Tuesday, July 5, 2011

Ang Andy Bintoro: Sekelumit Rencana Fasilitas Baru

Perbincangan dengan Ang Andy

Tak jauh dari RS Fatmawati, Jakarta Selatan, kini beridiri galeri baru bernama D’Peak Art Space. Meski baru, tapi menarik untuk ditengok, karena luas ruangannya yang mencapai lebih dari 3.000 meter persegi. Terdiri dari tiga lantai, dengan halaman parker bisa menampung sekira 50-an unit mobil. Sampai saat ini, D’Peak menjadi galeri swasta paling luas di Jakarta.

Pada malam pembukaan D’Peak, 7 Agustus 2009, dihelat pameran berjudul Up & Hope dengan menampilkan sekira 180 karya seni rupa berupa lukisan, patung, dan instalasi dari pelbagai generasi seniman Indoensia. Pengunjung berdatangan termasuk dari luar Jakarta. Gedung baru, seperti hendak menandai adanya antusias baru di sana.

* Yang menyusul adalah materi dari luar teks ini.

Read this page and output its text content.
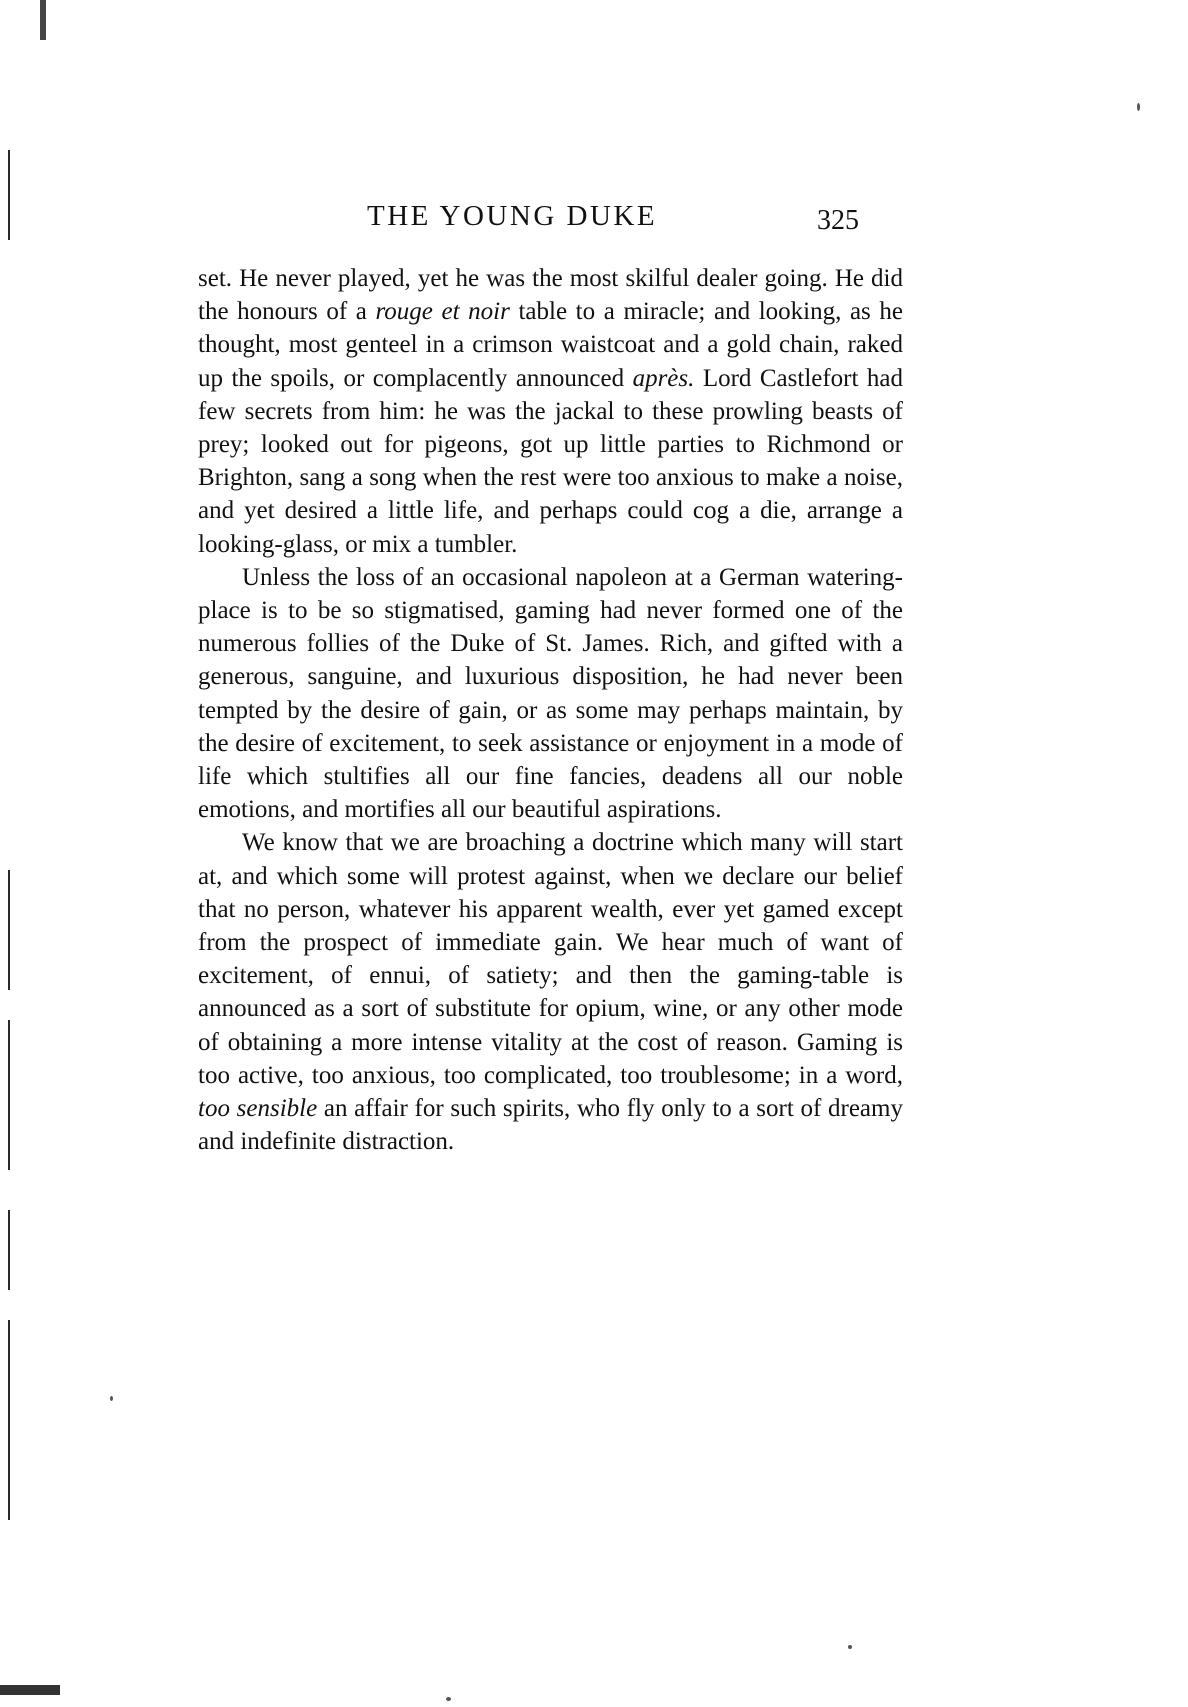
THE YOUNG DUKE	325

set. He never played, yet he was the most skilful dealer going. He did the honours of a rouge et noir table to a miracle; and looking, as he thought, most genteel in a crimson waistcoat and a gold chain, raked up the spoils, or complacently announced après. Lord Castlefort had few secrets from him: he was the jackal to these prowling beasts of prey; looked out for pigeons, got up little parties to Richmond or Brighton, sang a song when the rest were too anxious to make a noise, and yet desired a little life, and perhaps could cog a die, arrange a looking-glass, or mix a tumbler.

Unless the loss of an occasional napoleon at a German watering-place is to be so stigmatised, gaming had never formed one of the numerous follies of the Duke of St. James. Rich, and gifted with a generous, sanguine, and luxurious disposition, he had never been tempted by the desire of gain, or as some may perhaps maintain, by the desire of excitement, to seek assistance or enjoyment in a mode of life which stultifies all our fine fancies, deadens all our noble emotions, and mortifies all our beautiful aspirations.

We know that we are broaching a doctrine which many will start at, and which some will protest against, when we declare our belief that no person, whatever his apparent wealth, ever yet gamed except from the prospect of immediate gain. We hear much of want of excitement, of ennui, of satiety; and then the gaming-table is announced as a sort of substitute for opium, wine, or any other mode of obtaining a more intense vitality at the cost of reason. Gaming is too active, too anxious, too complicated, too troublesome; in a word, too sensible an affair for such spirits, who fly only to a sort of dreamy and indefinite distraction.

Sebelumnya, gedung ini adalah show room untuk mobil. Tetapi pemiliknya, Ang Andi Bintoro, menyulapnya jadi galeri seni rupa. Ada apa dan untuk apa semua ini?

Ang Andi ditemani salah satu pengelola D’Peak, Raymond Lukman, dan Denny Bintoro, salah satu anak Ang Andi yang juga menyukai seni rupa, menjawab beberapa pertanyaan yang diajukan. Kali ini perbincangan tidak dilakukan face to face, tapi Raymond dan Denny ikut melengkapi jawaban Ang Andy Bintoro. Berikut petikannya.

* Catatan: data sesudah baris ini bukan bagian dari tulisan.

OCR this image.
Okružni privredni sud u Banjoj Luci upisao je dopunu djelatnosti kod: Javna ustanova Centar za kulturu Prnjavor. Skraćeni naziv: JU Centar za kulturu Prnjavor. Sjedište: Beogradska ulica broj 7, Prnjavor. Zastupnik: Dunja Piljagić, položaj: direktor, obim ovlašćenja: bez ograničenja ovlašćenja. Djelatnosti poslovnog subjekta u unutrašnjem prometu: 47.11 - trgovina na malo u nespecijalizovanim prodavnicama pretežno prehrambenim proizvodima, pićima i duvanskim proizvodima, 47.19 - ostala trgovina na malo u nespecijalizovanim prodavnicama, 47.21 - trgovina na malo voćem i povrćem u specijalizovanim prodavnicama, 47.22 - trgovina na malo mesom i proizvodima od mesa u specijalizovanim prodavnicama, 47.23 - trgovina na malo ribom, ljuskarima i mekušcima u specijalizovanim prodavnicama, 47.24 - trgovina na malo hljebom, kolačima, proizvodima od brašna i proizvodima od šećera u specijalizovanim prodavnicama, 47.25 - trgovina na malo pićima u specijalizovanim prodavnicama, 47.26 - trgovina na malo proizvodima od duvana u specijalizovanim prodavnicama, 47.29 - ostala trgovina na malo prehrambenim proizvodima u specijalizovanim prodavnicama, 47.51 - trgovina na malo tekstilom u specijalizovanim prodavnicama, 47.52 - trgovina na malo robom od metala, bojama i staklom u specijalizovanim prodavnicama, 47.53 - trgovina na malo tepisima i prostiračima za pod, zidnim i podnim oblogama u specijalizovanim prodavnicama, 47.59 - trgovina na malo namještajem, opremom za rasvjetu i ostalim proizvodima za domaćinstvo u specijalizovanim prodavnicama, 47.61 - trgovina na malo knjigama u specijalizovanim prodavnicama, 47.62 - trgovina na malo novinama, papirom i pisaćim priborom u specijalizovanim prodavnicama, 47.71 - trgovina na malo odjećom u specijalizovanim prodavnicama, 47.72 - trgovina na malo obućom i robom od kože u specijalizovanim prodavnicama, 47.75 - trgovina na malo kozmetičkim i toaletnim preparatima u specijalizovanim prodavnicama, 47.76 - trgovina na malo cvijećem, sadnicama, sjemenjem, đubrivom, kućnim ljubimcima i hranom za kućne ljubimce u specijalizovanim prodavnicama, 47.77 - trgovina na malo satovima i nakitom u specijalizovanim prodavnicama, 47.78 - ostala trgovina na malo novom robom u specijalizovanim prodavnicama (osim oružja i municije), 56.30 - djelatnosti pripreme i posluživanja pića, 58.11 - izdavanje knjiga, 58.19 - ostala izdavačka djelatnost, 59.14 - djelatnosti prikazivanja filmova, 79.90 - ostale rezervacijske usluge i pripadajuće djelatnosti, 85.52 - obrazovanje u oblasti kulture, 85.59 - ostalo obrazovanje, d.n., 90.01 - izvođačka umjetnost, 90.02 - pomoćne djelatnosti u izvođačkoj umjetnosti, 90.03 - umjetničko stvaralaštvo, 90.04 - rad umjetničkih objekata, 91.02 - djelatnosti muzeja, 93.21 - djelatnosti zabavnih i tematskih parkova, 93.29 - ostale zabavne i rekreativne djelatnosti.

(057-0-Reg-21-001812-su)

Kenapa Anda mendirikan D’ Peak art space?

Anda bukan penanya pertama. Orang yang bertanya memang bingung, untuk apa membuat galeri sebesar ini?

Padahal ini adalah galeri yang banyak diidamkan oleh para seniman selama ini. Besar, dan bisa menampung banyak karya. Kami lakukan semua ini karena merasa terpanggil untuk turut serta membantu para pelaku seni di Tanah Air. Ini adalah usaha kami untuk memperlihatkan dukungan terhadap dunia seni Indonesia. Kami akan senantiasa memposisikan diri sebagai rekanan yang sederajat dengan para seniman Indonesia dalam membantu memperkenalkan karya anak bangsa ke dunia internasional. Kami percaya, banyak seniman Indonesia yang memiliki kemampuan baik dan beberapa di antaranya bahkan sudah cukup dikenal di dunia seni internasional.

Tidak cukup dengan medirikan D’Peak untuk memperkenalkan seniman dan karya seni Indonesia ke dunia seni internasional.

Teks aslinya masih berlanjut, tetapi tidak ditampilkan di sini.